UEFA has invited Europe’s biggest domestic leagues to a meeting after the World Cup this summer to find a common, less intrusive approach to how European football should use video assistant referees (VAR).
And, in a separate move, European football’s governing body is also planning to take a leaf from the Premier League’s book by experimenting with a direct-to-consumer (DTC) streaming platform in a smaller market.
Last month, English football’s top-flight announced its plan to launch a DTC joint venture called Premier League + with its Singaporean broadcast partner StarHub from the start of next season. Elsewhere, Germany’s Bundesliga has launched a “Bundesliga Pass” DTC product in Kenya, Nigeria and South Africa, while Ligue 1 has already cut out the middleman by going to direct to its fans in France.
UEFA now sells its media rights via UC3, its joint venture with European Football Clubs (EFC), and has already secured long-term deals for its club competitions in the big five European markets — France, Germany, Italy, Spain and the UK — as well in Japan and the Netherlands.
Earlier this month, UC3 and its marketing agency Relevent Football Partners started a second wave of auctions in the rest of Europe, Canada, Central America, Mexico and South America. Once completed, these deals will start in 2027/28, while the current six-year deal with CBS Sports in the United States runs until 2030.
Like the Bundesliga and Premier League, UC3 is likely to pick a less lucrative market than these for its DTC trial, with Asian countries such as Singapore ideal for this purpose as they offer a proven audience for European football and dependable upload speeds.
The timing of such a move is interesting given Real Madrid’s recent decision to end its near five-year dispute with UEFA over the aborted European Super League. The 15-time European champions were the last of the ESL clubs to give up on the project, having more recently lobbied for a version of the breakaway league that looked a lot like the Champions League, except that it would be televised via a global, DTC streaming platform which included an advertising-funded version that would be free of charge.
There is no suggestion that UEFA is considering something as radical as that but Real Madrid continue to believe that a Netflix-like service for European football will, at some point, unlock huge new revenues for the game’s elite.
That, however, remains a pipe dream. In the meantime, UEFA is determined to persuade the likes of the Premier League, LaLiga and Serie A to adopt a more consistent and light-touch approach to VAR.
The move comes a month after the governing body’s chief refereeing officer Roberto Rosetti told its annual congress in Brussels that VAR was becoming too forensic and strongly suggested that he was opposed to the FIFA-led push to extend its remit to review corners and check second yellow cards.

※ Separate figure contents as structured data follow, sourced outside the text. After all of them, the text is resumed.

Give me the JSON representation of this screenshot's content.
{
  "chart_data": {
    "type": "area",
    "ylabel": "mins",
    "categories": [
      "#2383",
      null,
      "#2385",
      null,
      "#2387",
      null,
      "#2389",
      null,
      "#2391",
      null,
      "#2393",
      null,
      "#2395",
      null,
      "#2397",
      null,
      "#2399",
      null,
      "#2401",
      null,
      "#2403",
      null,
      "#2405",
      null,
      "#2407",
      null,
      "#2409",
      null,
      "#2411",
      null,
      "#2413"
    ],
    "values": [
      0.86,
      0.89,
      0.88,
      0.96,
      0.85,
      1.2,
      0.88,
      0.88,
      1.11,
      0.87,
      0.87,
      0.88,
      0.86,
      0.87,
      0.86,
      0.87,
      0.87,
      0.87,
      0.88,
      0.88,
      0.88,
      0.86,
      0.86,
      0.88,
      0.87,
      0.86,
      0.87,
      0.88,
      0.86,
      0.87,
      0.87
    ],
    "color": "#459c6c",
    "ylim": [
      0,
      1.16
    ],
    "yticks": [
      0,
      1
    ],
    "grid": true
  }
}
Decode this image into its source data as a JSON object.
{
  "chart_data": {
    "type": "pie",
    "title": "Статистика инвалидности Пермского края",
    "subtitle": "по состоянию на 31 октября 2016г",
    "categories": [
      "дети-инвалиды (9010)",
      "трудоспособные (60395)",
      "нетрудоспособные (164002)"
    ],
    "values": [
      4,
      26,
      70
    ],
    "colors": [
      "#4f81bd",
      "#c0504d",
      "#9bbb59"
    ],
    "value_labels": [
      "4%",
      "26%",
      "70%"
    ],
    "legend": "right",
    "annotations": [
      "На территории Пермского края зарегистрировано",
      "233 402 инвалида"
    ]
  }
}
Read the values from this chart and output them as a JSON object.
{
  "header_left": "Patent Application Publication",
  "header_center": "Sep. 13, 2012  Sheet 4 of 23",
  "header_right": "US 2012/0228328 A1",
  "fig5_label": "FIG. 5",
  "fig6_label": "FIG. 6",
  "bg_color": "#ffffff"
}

Those changes were approved by the International Football Association Board (IFAB), the body responsible for the game’s laws, two weeks after Rosetti’s February speech but this week’s round of European club games has provided fresh evidence of UEFA’s desire to keep VAR interventions to a minimum, and to do them as quickly as possible.
Speaking last month, Rosetti said: “At the end of the season we need to speak about this, because we cannot go in this direction of microscopic VAR interventions. We love football like it is.”
Of course, some football fans would like to scrap VAR entirely but that is not Rosetti’s intention at all. His belief, in line with UEFA’s stance, is that having introduced video replays, there is no going back.
He believes that despite the weekly debates about VAR, in every country, the technology has eradicated the worst injustices. He also thinks that the current generation of match officials has grown up with replays, goal-line technology and semi-automatic offside technology, and taking them away now would create chaos.
Uefa has also opted to keep country protection rules in the Champions League as they are after some clubs pushed for changes. A meeting of Uefa’s Club Competitions Committee earlier this year reviewed the system after some clubs wanted country protection extended to cover the last 16, as was previously the case in the tournament, while others suggested it should be scrapped altogether including in the group phase.
The committee took the decision to keep the rules as they are where no team from the same country can play each other in the league phase unless there are too many teams from one country in the same seeding pot.